А Ганзелин? Теперь ему было бы под девяносто. Весьма сомнительно, чтобы он дожил до такой глубокой старости. Что поделывают Гелимадонны? Вернулась ли Дора? И если да, то как это произошло? Воображаю, явилась однажды с ребенком на руках, худая, постаревшая… Нет, нынче я ужас как сентиментален. Тщетно пытался Ганзелин излечить меня от романтичности! Картонный диск в амбулатории — существует ли он до сих пор? Как поживает Эмма? Ныне у нее за спиной свои сорок пять лет — а то и побольше. Лошадка уже не возит по скользкому шоссе экипаж, звенящий песнями, девочка Эмма уже не убирает русую головку полевыми цветами, и голос ее не звучит серебряным колокольчиком. Вместо коляски по новому асфальтовому шоссе в Глоубетин и Вратню носится фордик нового врача и отвратительно квакает, извергая клубы вонючего выхлопного газа.

Эмма… Мне кажется, она умерла. Она была такая слабенькая, худенькая, такая болезненная и бледная! Изнурительный труд, навязанный ей картонным кругом, наверняка быстро подорвал ее невеликие силы. Либо вышла замуж и живет, как все люди, своими маленькими радостями и горестями; может, у нее есть дети и остальные Гелимадонны дождались потомка — племянника или племянницу, которых в свое время хотели получить из рук Доры? Гелена… Не могу себе представить ее еще более старой и увядшей, чем она была. Мариины фиолетовые круги под глазами превратились, верно, в глубокие, изборожденные морщинами ямы, а Лида — куда уж быть еще молчаливей? Так что докторовы домочадцы скорее всего уподобились сообществу страшных призраков. Если бы в один прекрасный день я появился у них, они вышли бы приветствовать меня как редкого, чужого им и не слишком желанного гостя. Вряд ли я ошибаюсь, — мне известно, как бывает в жизни. Они бы просто не поверили моим рассказам о том, что каждая из них на прощание поцеловала меня увядшими губами, что они были со мной на «ты», что они дразнили меня и запрягали в работу. Стереоскоп с африканскими видами — на какую свалку он попал? В качестве чего служит Ганзелиново зубоврачебное кресло, из которого уже тогда вылезали проржавевшие пружины?

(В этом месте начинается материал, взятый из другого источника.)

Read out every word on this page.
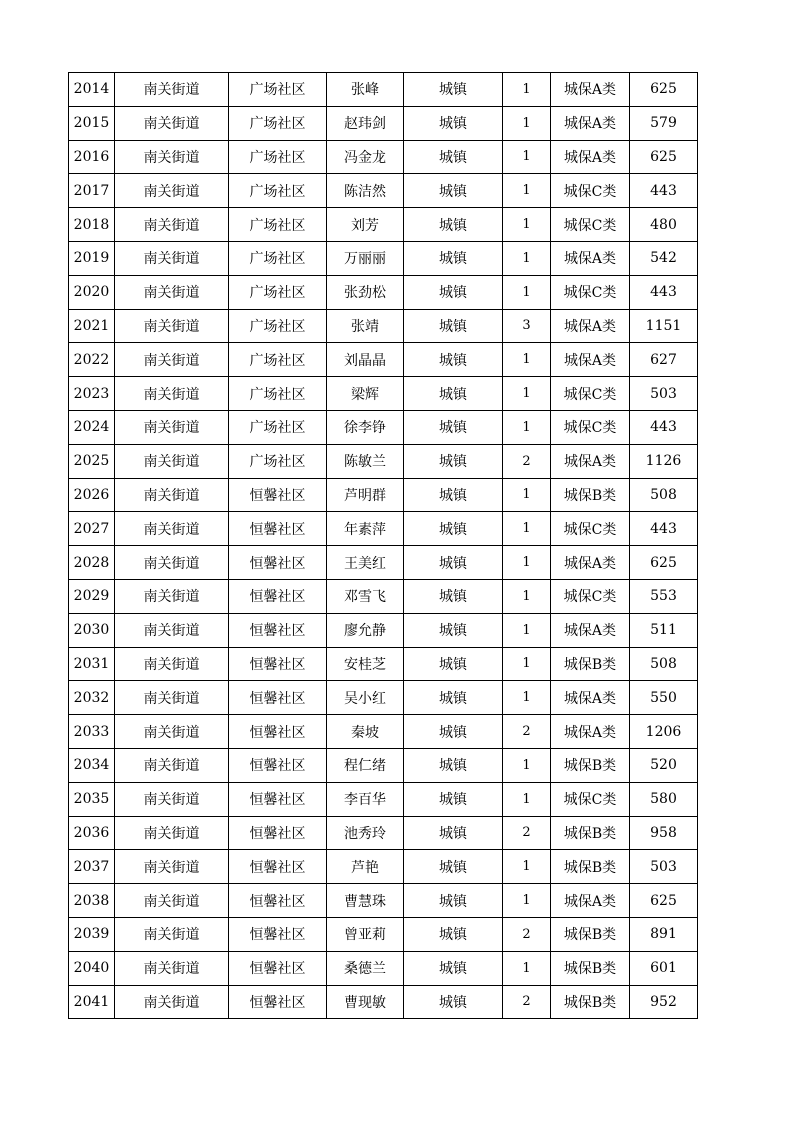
2014	南关街道	广场社区	张峰	城镇	1	城保A类	625
2015	南关街道	广场社区	赵玮剑	城镇	1	城保A类	579
2016	南关街道	广场社区	冯金龙	城镇	1	城保A类	625
2017	南关街道	广场社区	陈洁然	城镇	1	城保C类	443
2018	南关街道	广场社区	刘芳	城镇	1	城保C类	480
2019	南关街道	广场社区	万丽丽	城镇	1	城保A类	542
2020	南关街道	广场社区	张劲松	城镇	1	城保C类	443
2021	南关街道	广场社区	张靖	城镇	3	城保A类	1151
2022	南关街道	广场社区	刘晶晶	城镇	1	城保A类	627
2023	南关街道	广场社区	梁辉	城镇	1	城保C类	503
2024	南关街道	广场社区	徐李铮	城镇	1	城保C类	443
2025	南关街道	广场社区	陈敏兰	城镇	2	城保A类	1126
2026	南关街道	恒馨社区	芦明群	城镇	1	城保B类	508
2027	南关街道	恒馨社区	年素萍	城镇	1	城保C类	443
2028	南关街道	恒馨社区	王美红	城镇	1	城保A类	625
2029	南关街道	恒馨社区	邓雪飞	城镇	1	城保C类	553
2030	南关街道	恒馨社区	廖允静	城镇	1	城保A类	511
2031	南关街道	恒馨社区	安桂芝	城镇	1	城保B类	508
2032	南关街道	恒馨社区	吴小红	城镇	1	城保A类	550
2033	南关街道	恒馨社区	秦坡	城镇	2	城保A类	1206
2034	南关街道	恒馨社区	程仁绪	城镇	1	城保B类	520
2035	南关街道	恒馨社区	李百华	城镇	1	城保C类	580
2036	南关街道	恒馨社区	池秀玲	城镇	2	城保B类	958
2037	南关街道	恒馨社区	芦艳	城镇	1	城保B类	503
2038	南关街道	恒馨社区	曹慧珠	城镇	1	城保A类	625
2039	南关街道	恒馨社区	曾亚莉	城镇	2	城保B类	891
2040	南关街道	恒馨社区	桑德兰	城镇	1	城保B类	601
2041	南关街道	恒馨社区	曹现敏	城镇	2	城保B类	952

Как-то я, возвращаясь со службы, шел по Праге. Только что открылась весенняя ярмарка, и на Карловой площади плотными рядами стояли палатки, карусели, качели, кукольный театрик, паноптикум, болгарин с турецким медом, прилавки с кружевами и с фарфором. В тесном пространстве между каруселью для малышей и такой же ветхой каруселью с облезлыми лошадками, возле бедняги, зарабатывавшего свой хлеб тем, что он показывал мельничное колесо, приводимое в движение белыми мышами с красными глазками, я заметил толпу людей и услышал хриплый голос испытанного предсказателя судеб. Не знаю, что заставило меня остановиться. На расшатанном стуле сидела женщина с завязанными глазами, а мужчина с испитой физиономией показывал предметы, которые чумазые мальчишки повытаскивали из своих карманов.

— Можете ли вы, медиум, сказать, что это такое?

— Перочинный ножик! — ответила медиум печальным, бесцветным голосом. Я не стал смотреть дальше, а, круто повернувшись, ринулся прочь, будто бежал от чего-то страшного. Не надо мне этого зрелища. Что, если тот убогий голодранец — волшебник из моей молодости, а растерявшее последние иллюзии существо, что сидит, бессильно опустив руки на колени, — моя прелестная Дора с алым пухлым ртом и бархатными глазами?

Я не допускаю и мысли, чтоб это были они. Разве мало подобных привидений бродят еще из города в город, от ярмарки к ярмарке, с вечно пустым желудком и дырявым карманом? Довольно, что я лицом к лицу столкнулся с карикатурой на то, чем был зачарован в далеком детстве, чем в течение целого года жизни была забита голова, так что ни для чего другого там не оставалось места, — и о чем я вначале столь искренне и мучительно тосковал.